The result, he said, is that producers are starting to shut down production because there is no margin for some.

Continual adjustments

Abengoa reopened its ethanol plant in Colwich in September when the profit margins in the industry were generous and looked like they would continue for a long time.

The plant goes back to the 1980s, when it was High Plains. Although it’s been modernized, it’s still small by today’s standards, with a capacity of 25 million gallons per year. Abengoa had just reopened the plant after having it closed for about three years.

Then the price of oil dropped in the fall and margins in the industry tightened way up. As a small plant, it’s not as cost efficient as bigger plants, said Chris Standlee, executive vice president, global affairs, of Abengoa Bioenergy.

Standlee said the company hasn’t decided to shut it again.

“There’s no immediate danger,” he said. “They’re volatile, the commodity markets, the ethanol and gasoline markets. There are good times and bad. You have to adjust those operations. We are certainly have no intention of long-term shut downs or layoffs, although that could change.”

The plant can be closed for shorter-term maintenance or operated at a lower capacity, he said. Some of the plant’s workers are needed to help with the opening of the company’s cellulosic ethanol plant in Hugoton.

Standlee said that, at this point, the betting is that oil prices will rise again and the plant can be more profitable.

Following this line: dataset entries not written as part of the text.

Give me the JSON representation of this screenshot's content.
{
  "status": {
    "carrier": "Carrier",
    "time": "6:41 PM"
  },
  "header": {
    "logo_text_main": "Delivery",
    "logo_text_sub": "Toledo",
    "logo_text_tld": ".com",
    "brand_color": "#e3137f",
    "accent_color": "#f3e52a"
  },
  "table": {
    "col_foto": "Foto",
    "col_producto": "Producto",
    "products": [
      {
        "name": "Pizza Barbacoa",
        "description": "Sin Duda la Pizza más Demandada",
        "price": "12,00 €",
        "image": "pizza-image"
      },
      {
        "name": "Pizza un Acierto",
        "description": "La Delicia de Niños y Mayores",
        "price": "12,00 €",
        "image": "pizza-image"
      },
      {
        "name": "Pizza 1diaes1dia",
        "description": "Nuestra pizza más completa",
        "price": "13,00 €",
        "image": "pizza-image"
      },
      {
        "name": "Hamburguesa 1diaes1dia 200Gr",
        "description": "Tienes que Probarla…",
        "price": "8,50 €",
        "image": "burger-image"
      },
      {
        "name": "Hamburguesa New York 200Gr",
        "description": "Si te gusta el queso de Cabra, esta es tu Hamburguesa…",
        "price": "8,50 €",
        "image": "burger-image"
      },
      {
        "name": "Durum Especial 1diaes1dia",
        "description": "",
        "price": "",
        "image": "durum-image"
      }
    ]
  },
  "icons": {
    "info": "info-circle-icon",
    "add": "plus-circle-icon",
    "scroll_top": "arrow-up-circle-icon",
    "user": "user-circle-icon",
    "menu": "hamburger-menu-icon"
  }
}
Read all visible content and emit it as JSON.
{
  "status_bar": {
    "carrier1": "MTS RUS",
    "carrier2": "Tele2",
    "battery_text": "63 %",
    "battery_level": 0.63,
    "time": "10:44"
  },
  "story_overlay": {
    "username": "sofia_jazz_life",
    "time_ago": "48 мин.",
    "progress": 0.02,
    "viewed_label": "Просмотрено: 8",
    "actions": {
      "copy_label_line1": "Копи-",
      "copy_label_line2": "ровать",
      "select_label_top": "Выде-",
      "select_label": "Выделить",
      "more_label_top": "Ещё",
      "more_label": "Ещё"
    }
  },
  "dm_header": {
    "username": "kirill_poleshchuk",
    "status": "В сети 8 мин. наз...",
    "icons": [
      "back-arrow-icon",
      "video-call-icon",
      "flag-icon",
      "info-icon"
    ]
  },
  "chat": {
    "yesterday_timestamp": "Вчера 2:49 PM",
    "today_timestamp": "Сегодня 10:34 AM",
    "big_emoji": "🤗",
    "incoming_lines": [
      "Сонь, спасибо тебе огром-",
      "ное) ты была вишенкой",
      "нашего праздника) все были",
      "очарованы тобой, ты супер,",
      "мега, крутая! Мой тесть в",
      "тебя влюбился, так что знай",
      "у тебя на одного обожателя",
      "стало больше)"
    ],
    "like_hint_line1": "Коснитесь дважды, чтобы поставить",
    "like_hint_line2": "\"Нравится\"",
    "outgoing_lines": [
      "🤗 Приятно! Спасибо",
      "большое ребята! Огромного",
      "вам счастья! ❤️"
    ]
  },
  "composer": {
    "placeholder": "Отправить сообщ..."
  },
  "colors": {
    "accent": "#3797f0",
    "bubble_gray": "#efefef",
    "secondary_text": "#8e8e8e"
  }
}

“We think it’s temporary, that petroleum is at a bottom and will head back up,” he said.

More wind coming

This year and next will see a lot of wind farm construction in the state, with more than 671 megawatts of new generation capacity in seven wind farms.

Kansas, which currently ranks ninth among states for the amount of wind power, would see its generation increase by about a quarter, to about 3,700 megawatts.

“We’re actually going to see a pretty good amount of construction in the state,” said Kimberly Gencur Svaty, Kansas spokeswoman for the industry. “We have seven projects that are under construction slated to come on line in the 2015-16 time frame.”

She said Yahoo, the Internet portal company, has committed to buy 25 megawatts of wind energy from a wind farm in Rush County.

The story of wind power in Kansas, as in the rest of the country, in recent years has largely been tied to the off-again, on-again federal subsidy called the Production Tax Credit.

The credit provides buyers of wind power a 2.2 cent per kilowatt hour subsidy on the purchase.

Because of political disputes over whether the federal government should subsidizing wind power, Congress has allowed the PTC to lapse or nearly lapse several times. That makes it difficult for sound business decision-making over whether to build a project or not.

The PTC lapsed at the end of the 2013, and last year the wind industry pushed to get it reinstated for both 2014 and 2015 as a phased-out credit. Congress, in December, agreed to a package of tax credits that included the PTC. Because of compromise needed to get legislation passed, Congress approved it just for 2014.

It made all projects started in 2014 eligible for the credit. But since it was approved in December, it gave the wind developers just two to three weeks to get new projects started.

Not an ideal situation, but the industry is strong enough now that it can adapt, Svaty said.

“Ideally we’d like to have a glide path down rather than a hard stop, but that is up to Congress,” she said. “We’ll be the first (energy) industry not to have any incentives, no tax credits or deductions or other subsidies.”